Je porte toujours mon étui de mathématique sur moi. — Je vous avois parlé d’un certain poëme épique… Oui vraiment. Eh bien ?.... oh ! c’est ici le comble. Longueur, largeur, hauteur, profondeur, tout y blesse les dimensions. Je le sais bien. Je les ai mesurées d’après les règles tracées par le Bossu. Que la peste m’étouffe s’il y en a une d’observée !

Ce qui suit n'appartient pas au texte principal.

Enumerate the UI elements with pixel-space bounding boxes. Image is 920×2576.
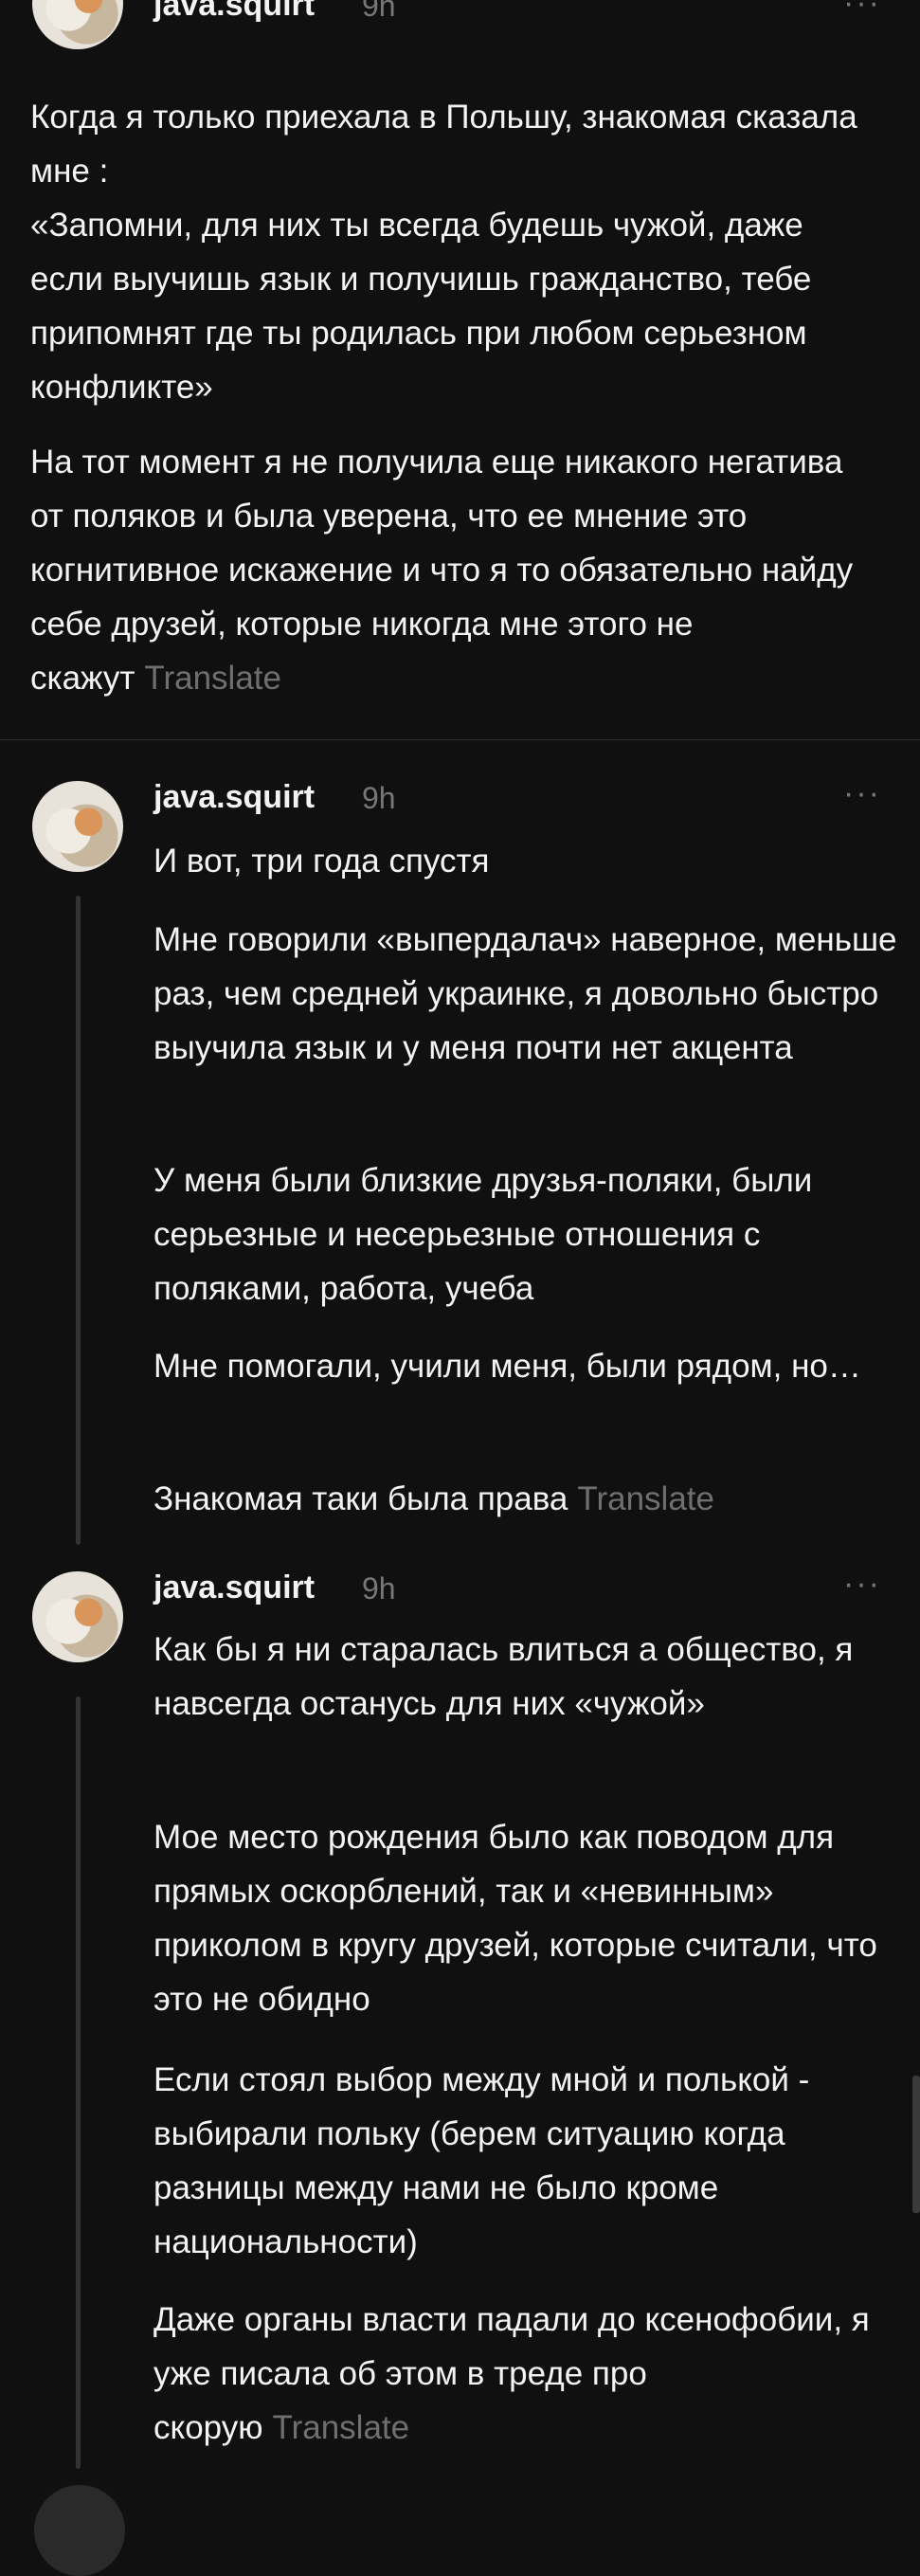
post-time: 9h <box>362 0 396 23</box>
more-options-icon[interactable]: ··· <box>843 1566 881 1603</box>
thread-line <box>76 896 81 1545</box>
divider <box>0 739 920 740</box>
post-text: Знакомая таки была права Translate <box>153 1480 714 1517</box>
translate-link[interactable]: Translate <box>577 1480 714 1517</box>
post-time: 9h <box>362 1571 396 1605</box>
translate-link[interactable]: Translate <box>144 660 281 697</box>
avatar[interactable] <box>32 781 123 872</box>
username[interactable]: java.squirt <box>153 0 315 24</box>
post-text: Когда я только приехала в Польшу, знаком… <box>30 99 857 406</box>
post-text: И вот, три года спустя <box>153 843 490 880</box>
post-text: Как бы я ни старалась влиться а общество… <box>153 1631 854 1722</box>
post-text: Если стоял выбор между мной и полькой - … <box>153 2061 810 2260</box>
post-text: Даже органы власти падали до ксенофобии,… <box>153 2301 870 2446</box>
avatar[interactable] <box>32 1571 123 1662</box>
thread-line <box>76 1696 81 2469</box>
username[interactable]: java.squirt <box>153 1569 315 1606</box>
post-text: На тот момент я не получила еще никакого… <box>30 444 854 697</box>
post-text: Мне говорили «выпердалач» наверное, мень… <box>153 921 897 1066</box>
scrollbar[interactable] <box>912 2076 920 2213</box>
avatar[interactable] <box>34 2485 125 2576</box>
post-text: У меня были близкие друзья-поляки, были … <box>153 1162 813 1307</box>
username[interactable]: java.squirt <box>153 779 315 816</box>
more-options-icon[interactable]: ··· <box>843 0 881 22</box>
post-text: Мое место рождения было как поводом для … <box>153 1819 877 2018</box>
post-text: Мне помогали, учили меня, были рядом, но… <box>153 1348 861 1385</box>
translate-link[interactable]: Translate <box>273 2409 410 2446</box>
more-options-icon[interactable]: ··· <box>843 775 881 812</box>
post-time: 9h <box>362 781 396 815</box>
avatar[interactable] <box>32 0 123 49</box>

En vérité, nous sommes dans un siècle où tout va de mal en pire. On ne se tire de Carybde que pour s’engloutir dans Scylla. Ce tableau, par exemple, qui attire tant de monde ! C’est bien la croûte la plus triste !… On dit que le peintre est original, qu’il a une manière à lui. Ah ! oui ; cela est vrai. Il n’a pas la moindre idée de l’art pyramidal de grouper ses figures. On ne voit rien en lui, absolument rien, du coloris du Titien, de l’expression du Rubens, du gracieux de Raphaël, de la pureté du Dominicain, de la précision du Corrége, du génie du Poussin, des airs du Guide, du goût de Carrache, des grands contours de Michel Ange !..... du moelleux de....

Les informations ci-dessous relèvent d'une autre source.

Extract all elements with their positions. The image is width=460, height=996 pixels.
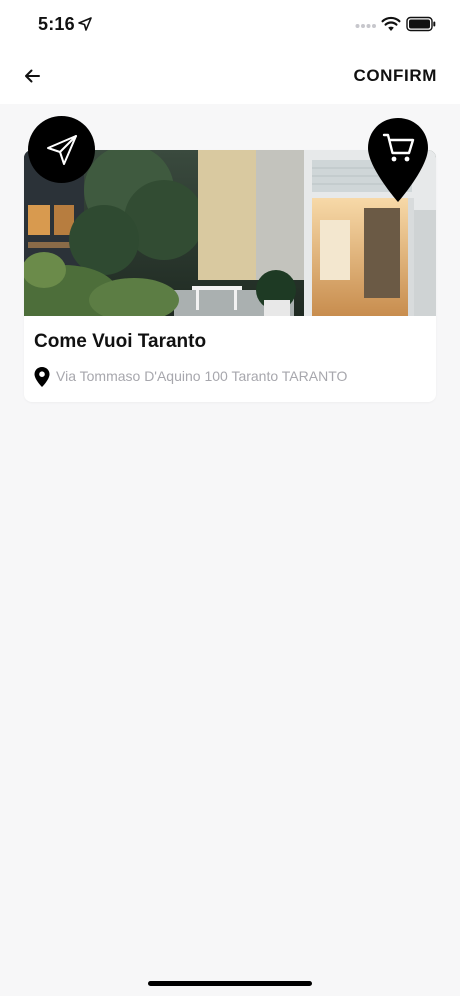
send-button[interactable] bbox=[28, 116, 95, 183]
store-address: Via Tommaso D'Aquino 100 Taranto TARANTO bbox=[56, 368, 348, 384]
store-name: Come Vuoi Taranto bbox=[34, 331, 207, 352]
cellular-signal-icon bbox=[355, 24, 376, 28]
location-pin-icon bbox=[34, 367, 50, 387]
status-bar: 5:16 bbox=[0, 0, 460, 50]
back-button[interactable] bbox=[20, 64, 44, 88]
wifi-icon bbox=[381, 16, 401, 31]
navigation-header: CONFIRM bbox=[0, 50, 460, 104]
paper-plane-icon bbox=[46, 134, 77, 165]
back-arrow-icon bbox=[25, 69, 40, 83]
cart-pin-button[interactable] bbox=[366, 116, 430, 204]
location-arrow-icon bbox=[78, 17, 92, 31]
screen: 5:16 CONFIRM Come Vuoi Taranto Via Tomma… bbox=[0, 0, 460, 996]
confirm-button[interactable]: CONFIRM bbox=[353, 66, 437, 86]
status-time: 5:16 bbox=[38, 14, 75, 34]
home-indicator[interactable] bbox=[148, 981, 312, 986]
battery-icon bbox=[406, 16, 436, 32]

Bonté du ciel ! accordez-moi de la patience ! Mes oreilles ont été choquées pendant ma vie de bien des jargons différens. Le jargon des mystiques, le jargon des faux dévots, le jargon des enthousiastes, le jargon des encyclopédistes, le jargon des théologiens, le jargon des métaphysiciens, et le jargon plus barbare encore des avocats, les a souvent tourmentées ; mais de tous les jargons que l’on jargonne dans ce monde jargonnant, et qu’on y a jargonne depuis qu’on y jargonne ; le jargon le plus insipide, le plus assomant, est à mon avis le jargon d’un jargonneur de critique, d’un de ces connoisseurs à toute épreuve, d’un de ces amateurs à tous venans, qui ne sait très-souvent ce qu’il dit.

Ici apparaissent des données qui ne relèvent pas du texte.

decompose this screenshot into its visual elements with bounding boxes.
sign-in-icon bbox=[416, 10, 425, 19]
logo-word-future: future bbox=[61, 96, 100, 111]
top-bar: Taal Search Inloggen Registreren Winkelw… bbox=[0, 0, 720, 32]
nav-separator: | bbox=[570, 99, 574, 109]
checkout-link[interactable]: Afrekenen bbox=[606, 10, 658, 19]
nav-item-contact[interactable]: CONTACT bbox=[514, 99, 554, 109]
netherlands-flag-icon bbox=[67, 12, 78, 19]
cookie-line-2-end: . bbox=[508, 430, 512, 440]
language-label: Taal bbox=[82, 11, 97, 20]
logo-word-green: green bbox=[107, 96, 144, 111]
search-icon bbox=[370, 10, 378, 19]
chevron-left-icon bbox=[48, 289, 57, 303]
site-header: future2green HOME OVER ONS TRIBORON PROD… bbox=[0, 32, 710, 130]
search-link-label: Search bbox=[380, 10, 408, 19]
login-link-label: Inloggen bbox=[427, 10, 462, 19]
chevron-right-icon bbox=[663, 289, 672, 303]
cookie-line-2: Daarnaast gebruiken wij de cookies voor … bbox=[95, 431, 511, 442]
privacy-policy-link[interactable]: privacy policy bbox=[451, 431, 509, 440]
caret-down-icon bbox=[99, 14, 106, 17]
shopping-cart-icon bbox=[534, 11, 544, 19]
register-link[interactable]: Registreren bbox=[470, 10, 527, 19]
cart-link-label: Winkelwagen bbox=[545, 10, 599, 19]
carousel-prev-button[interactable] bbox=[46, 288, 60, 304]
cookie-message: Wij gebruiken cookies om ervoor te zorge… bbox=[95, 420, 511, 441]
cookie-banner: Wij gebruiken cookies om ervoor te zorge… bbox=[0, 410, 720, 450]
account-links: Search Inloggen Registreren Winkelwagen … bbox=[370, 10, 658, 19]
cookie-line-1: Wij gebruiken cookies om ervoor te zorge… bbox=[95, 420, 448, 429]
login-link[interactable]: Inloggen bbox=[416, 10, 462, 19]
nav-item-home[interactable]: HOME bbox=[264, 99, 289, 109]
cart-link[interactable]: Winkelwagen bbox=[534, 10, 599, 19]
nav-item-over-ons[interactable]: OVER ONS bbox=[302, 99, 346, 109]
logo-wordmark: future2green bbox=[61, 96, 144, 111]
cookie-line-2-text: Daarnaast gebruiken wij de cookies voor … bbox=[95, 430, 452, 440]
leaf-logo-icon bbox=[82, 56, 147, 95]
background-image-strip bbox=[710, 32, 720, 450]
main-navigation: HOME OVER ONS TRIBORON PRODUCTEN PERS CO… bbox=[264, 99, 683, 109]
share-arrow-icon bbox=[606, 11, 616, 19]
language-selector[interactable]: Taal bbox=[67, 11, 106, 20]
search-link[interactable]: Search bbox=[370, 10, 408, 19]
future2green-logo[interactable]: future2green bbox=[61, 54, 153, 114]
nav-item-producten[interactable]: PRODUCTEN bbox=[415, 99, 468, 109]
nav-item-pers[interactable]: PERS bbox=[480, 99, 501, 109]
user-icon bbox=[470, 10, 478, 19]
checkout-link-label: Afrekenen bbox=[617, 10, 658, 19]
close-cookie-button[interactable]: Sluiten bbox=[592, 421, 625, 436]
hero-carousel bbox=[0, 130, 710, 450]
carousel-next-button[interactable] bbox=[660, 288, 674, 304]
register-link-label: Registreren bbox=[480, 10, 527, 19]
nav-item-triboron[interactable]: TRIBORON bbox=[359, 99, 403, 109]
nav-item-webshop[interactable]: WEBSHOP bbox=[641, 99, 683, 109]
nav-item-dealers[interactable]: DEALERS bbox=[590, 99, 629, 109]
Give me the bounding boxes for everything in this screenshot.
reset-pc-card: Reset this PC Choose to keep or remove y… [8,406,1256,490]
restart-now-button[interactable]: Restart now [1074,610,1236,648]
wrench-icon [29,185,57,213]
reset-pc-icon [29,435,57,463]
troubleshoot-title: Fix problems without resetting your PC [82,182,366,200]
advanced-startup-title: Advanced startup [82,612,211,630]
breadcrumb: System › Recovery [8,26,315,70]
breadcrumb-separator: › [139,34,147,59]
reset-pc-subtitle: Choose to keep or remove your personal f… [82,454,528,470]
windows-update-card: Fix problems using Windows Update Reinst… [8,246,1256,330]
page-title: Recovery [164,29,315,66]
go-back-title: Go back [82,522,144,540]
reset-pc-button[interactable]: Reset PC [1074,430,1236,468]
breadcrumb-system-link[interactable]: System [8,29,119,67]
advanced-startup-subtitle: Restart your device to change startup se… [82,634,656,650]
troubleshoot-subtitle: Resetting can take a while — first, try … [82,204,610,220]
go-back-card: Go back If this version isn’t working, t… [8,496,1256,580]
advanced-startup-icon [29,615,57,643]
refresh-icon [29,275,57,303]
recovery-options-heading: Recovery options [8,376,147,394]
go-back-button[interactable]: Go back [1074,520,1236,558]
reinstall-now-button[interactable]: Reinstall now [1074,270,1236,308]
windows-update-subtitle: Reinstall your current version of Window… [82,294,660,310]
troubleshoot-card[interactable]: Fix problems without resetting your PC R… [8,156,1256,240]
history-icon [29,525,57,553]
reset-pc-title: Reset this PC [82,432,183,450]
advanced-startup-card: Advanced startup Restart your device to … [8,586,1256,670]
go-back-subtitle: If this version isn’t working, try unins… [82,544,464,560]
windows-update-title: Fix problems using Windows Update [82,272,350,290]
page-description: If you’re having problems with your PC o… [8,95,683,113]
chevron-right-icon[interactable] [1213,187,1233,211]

Grand Apollon ! si tu es dans ton humeur donnante ! ah ! donne-moi, je te prie, une dose de ton esprit divin, pénètre-moi d’un de tes rayons, et charge Mercure, s’il n’a rien à faire, de porter à Monsieur… (il n’importe qui) les règles et les compas, et fais-lui faire mes complimens. —

Ce n’est point à lui, ce n’est point à ses nombreux confrères que je veux faire la preuve que j’ai annoncée. — Il s’agit, comme vous savez, de prouver que toutes les imprécations, que tous les juremens que nous avons faits dans le monde, depuis deux siècles et demi, ne sont rien moins qu’originaux. — Que Dieu le damne, par exemple ! Eh bien ! ce jurement-là passe. Mais ouvrez Ernulphe et comparez… Ne l’y retrouvez-vous pas ? Il n’y a qu’une différence ; c’est qu’on est fort au-dessous du modèle. Nous ne pouvons atteindre à sa manière. Elle a quelque chose d’oriental qui lui donne plus d’emphase, plus d’énergie… avec cela, quelle invention ! quelle variété ! quelle abondance ! Rien ne lui échappe ; et il faudrait être bien souple pour se soustraire en la moindre chose à ses anathèmes. — Il est vrai qu’on pourrait peut-être lui reprocher plus de roideur, plus de dureté, et comme dans Michel Ange, un manque de grâce : mais en revanche, quelle excellence de goût ! nous avons beau faire, nous ne sommes que de foibles copistes.